Internal Rotation: This exercise is exactly opposite to that of External Rotation. With the same starting position, try and pull the hand towards the stomach keeping the elbow by the side.
External Rotation: This exercise can be done by attaching the band to something and then holding the loose end with the upper arm and the elbow in a bent position. Now, try and pull the band such that the hand and forearm pull away from the body. Do this in sets of three with at least 10 repetitions.

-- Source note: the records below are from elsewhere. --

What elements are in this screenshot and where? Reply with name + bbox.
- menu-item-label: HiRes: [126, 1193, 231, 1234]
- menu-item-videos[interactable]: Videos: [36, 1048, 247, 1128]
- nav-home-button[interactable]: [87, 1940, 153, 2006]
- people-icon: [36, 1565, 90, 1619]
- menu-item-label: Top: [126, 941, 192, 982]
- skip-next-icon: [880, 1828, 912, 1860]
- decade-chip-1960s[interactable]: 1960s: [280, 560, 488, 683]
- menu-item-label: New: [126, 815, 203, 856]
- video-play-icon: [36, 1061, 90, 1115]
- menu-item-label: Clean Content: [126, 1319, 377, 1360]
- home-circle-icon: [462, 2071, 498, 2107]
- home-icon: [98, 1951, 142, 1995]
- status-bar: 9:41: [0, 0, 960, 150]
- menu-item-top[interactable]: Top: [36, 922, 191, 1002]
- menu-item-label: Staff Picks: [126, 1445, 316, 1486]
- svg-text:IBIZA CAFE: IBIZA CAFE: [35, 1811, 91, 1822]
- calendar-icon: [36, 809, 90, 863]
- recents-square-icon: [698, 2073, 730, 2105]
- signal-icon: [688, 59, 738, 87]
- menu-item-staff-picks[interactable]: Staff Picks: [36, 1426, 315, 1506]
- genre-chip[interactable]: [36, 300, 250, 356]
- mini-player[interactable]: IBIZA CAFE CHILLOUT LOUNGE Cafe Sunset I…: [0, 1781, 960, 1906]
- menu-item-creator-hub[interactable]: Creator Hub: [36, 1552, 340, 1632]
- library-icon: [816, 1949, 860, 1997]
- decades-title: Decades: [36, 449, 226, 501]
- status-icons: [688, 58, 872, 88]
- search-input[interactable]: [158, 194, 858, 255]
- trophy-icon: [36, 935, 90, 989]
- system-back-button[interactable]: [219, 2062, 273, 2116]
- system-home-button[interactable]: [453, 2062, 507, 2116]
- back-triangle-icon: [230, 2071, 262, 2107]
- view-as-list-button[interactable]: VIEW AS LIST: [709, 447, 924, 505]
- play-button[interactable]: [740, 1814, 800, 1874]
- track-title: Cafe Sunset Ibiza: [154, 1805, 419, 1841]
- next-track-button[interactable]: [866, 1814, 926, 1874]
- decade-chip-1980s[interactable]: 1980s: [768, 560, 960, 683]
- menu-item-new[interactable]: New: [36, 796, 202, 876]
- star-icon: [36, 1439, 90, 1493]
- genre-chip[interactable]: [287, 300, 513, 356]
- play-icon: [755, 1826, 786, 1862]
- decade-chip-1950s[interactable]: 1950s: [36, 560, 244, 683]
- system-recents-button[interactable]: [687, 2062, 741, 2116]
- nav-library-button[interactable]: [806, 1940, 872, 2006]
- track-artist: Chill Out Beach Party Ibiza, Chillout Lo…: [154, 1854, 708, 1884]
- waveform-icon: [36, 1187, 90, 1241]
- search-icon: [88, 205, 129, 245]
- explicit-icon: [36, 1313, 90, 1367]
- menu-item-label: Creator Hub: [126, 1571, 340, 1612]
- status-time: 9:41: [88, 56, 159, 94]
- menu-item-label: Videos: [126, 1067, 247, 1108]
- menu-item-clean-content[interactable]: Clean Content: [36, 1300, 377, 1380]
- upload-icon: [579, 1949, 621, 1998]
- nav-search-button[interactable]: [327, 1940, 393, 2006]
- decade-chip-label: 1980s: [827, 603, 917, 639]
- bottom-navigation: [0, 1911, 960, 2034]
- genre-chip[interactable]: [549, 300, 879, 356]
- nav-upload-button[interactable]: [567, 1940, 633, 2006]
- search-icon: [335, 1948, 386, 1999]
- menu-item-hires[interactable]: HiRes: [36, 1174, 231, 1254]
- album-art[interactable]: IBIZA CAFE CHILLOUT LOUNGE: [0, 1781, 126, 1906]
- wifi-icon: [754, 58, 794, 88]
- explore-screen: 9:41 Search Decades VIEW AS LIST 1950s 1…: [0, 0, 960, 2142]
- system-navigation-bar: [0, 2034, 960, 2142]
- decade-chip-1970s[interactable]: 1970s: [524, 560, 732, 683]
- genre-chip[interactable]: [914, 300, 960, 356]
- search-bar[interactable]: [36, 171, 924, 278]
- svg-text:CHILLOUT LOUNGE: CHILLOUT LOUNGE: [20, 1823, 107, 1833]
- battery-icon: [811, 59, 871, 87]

Abduction Lateral Raise: Using resistance band, take the loose end in the hand and keeping the elbow absolutely straight, pull the hand upwards towards the level of the shoulder all the while maintaining good posture. Perform in sets of three with at least 10 repetitions.
1.MRI versus radiography of acromioclavicular joint dislocation.
Nemec U1, Oberleitner G, Nemec SF, Gruber M, Weber M, Czerny C, Krestan CR.
AJR Am J Roentgenol. 2011 Oct;197(4):968-73. doi: 10.2214/AJR.10.6378.
2.Management of acute acromioclavicular joint dislocations: current concepts.
Arch Orthop Trauma Surg. 2013 Jul;133(7):985-95.
3.Arthroscopic treatment of acute acromioclavicular joint dislocation by coracoclavicular ligament augmentation
Liu X1, Huangfu X, Zhao J.
Knee Surg Sports Traumatol Arthrosc. 2013 Dec 10.
4.Surgical treatment of chronic acromioclavicular dislocation with biologic graft vs synthetic ligament: a prospective randomized comparative study.
Fauci F1, Merolla G, Paladini P, Campi F, Porcellini G.
J Orthop Traumatol. 2013 Dec;14(4):283-90.